While nausea is more common in the first trimester of pregnancy, it can also occur in the third trimester. Nausea in late pregnancy, with or without vomiting, should be little cause for concern most of the time. However, if you have additional symptoms, you might have a more serious disorder which requires prompt attention, including immediate delivery.
Morning Sickness in the Third Trimester
Nausea in your third trimester could be due to recurrence of continuation of morning sickness. Although it usually disappears soon after the first trimester, some women continue to have the symptoms through to the third trimester of pregnancy. Other women are free of morning sickness during the second trimester only to have it recur in the third.
According to a monograph review by the American College of Gastroenterology (page 21):
- Decreased motility of the stomach and intestines contributes to nausea and other bowel symptoms in pregnancy. Bowel motility is even slower in the third trimester.
- The further delay in emptying of your stomach contents in the last trimester can bring back the nausea of the first trimester or worsen your on-going morning sickness.

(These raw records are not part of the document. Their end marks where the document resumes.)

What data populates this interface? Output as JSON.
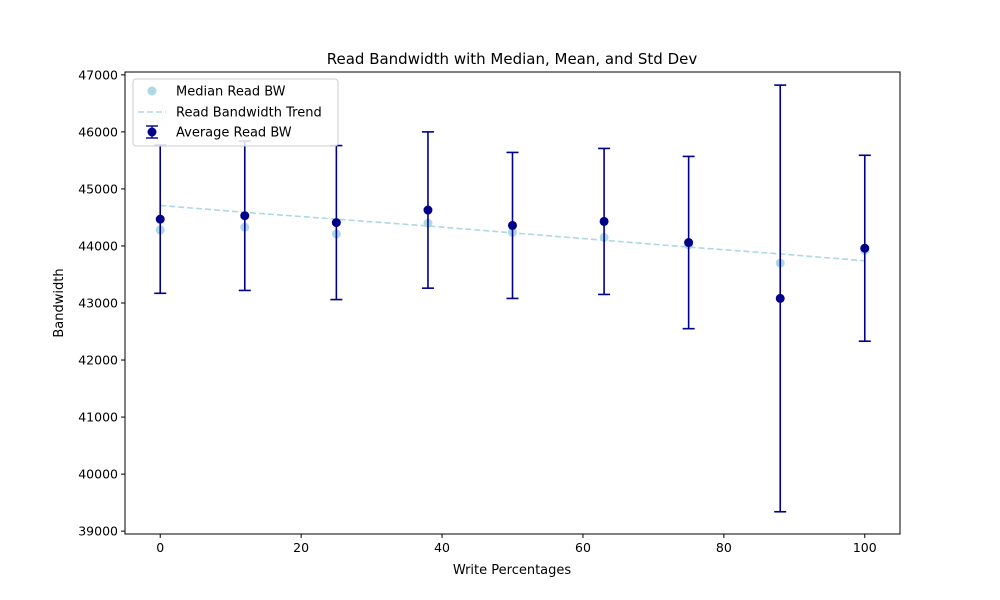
{
  "chart_data": {
    "type": "scatter",
    "title": "Read Bandwidth with Median, Mean, and Std Dev",
    "xlabel": "Write Percentages",
    "ylabel": "Bandwidth",
    "xlim": [
      -5,
      105
    ],
    "ylim": [
      38950,
      47050
    ],
    "x_ticks": [
      0,
      20,
      40,
      60,
      80,
      100
    ],
    "y_ticks": [
      39000,
      40000,
      41000,
      42000,
      43000,
      44000,
      45000,
      46000,
      47000
    ],
    "grid": false,
    "legend_position": "top-left",
    "x": [
      0,
      12,
      25,
      38,
      50,
      63,
      75,
      88,
      100
    ],
    "series": [
      {
        "name": "Median Read BW",
        "kind": "scatter",
        "color": "#add8e6",
        "values": [
          44280,
          44330,
          44210,
          44400,
          44240,
          44150,
          44020,
          43700,
          43920
        ]
      },
      {
        "name": "Read Bandwidth Trend",
        "kind": "dashed-line",
        "color": "#add8e6",
        "values": [
          44710,
          44590,
          44470,
          44350,
          44230,
          44100,
          43980,
          43860,
          43740
        ]
      },
      {
        "name": "Average Read BW",
        "kind": "errorbar",
        "color": "#00008b",
        "values": [
          44470,
          44530,
          44410,
          44630,
          44360,
          44430,
          44060,
          43080,
          43960
        ],
        "std": [
          1300,
          1310,
          1350,
          1370,
          1280,
          1280,
          1510,
          3740,
          1630
        ]
      }
    ]
  }
}
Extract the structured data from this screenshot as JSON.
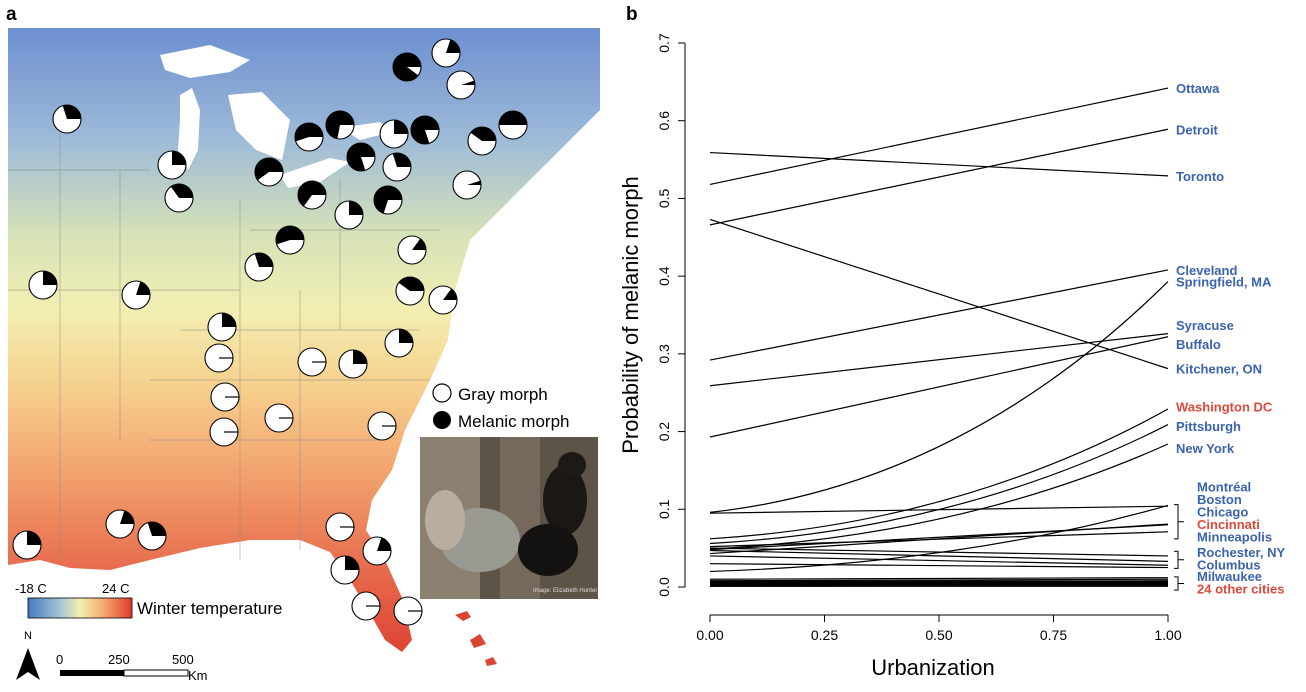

- It is not certain if increased pressure of the large uterus on the stomach plays a role.
The high levels of hormones during pregnancy is thought to be the cause of the slower gut motility in the third trimester.
Managing Your Symptoms
You can manage morning sickness-related nausea in the third trimester with remedies suggested for first trimester symptoms. This includes the BRAT diet (bananas, rice, applesauce, and toast), dry crackers, ginger ale, and other treatments, such as acupressure wristbands.
When to Seek Help
If you you don't get relief of your nausea from the above remedies in two days, don't hesitate to talk to your OB provider about it. This is especially important if:
- Your nausea is severe or you have vomiting
- Unable to eat or drink adequately
- Losing weight
- Lightheadedness or dizziness from dehydration
- Decreased movement of your baby
- You have other symptoms that suggest a different cause of your nausea, such as abdominal pain, headache, or decreased urine output
Heartburn and Indigestion
If you have heartburn, you can also feel nauseated. Heartburn occurs in 30 to 70 percent of women in pregnancy and is most common in the third trimester, according to Maternal, Fetal, and Neonatal Physiology: A Clinical Perspective (page 426).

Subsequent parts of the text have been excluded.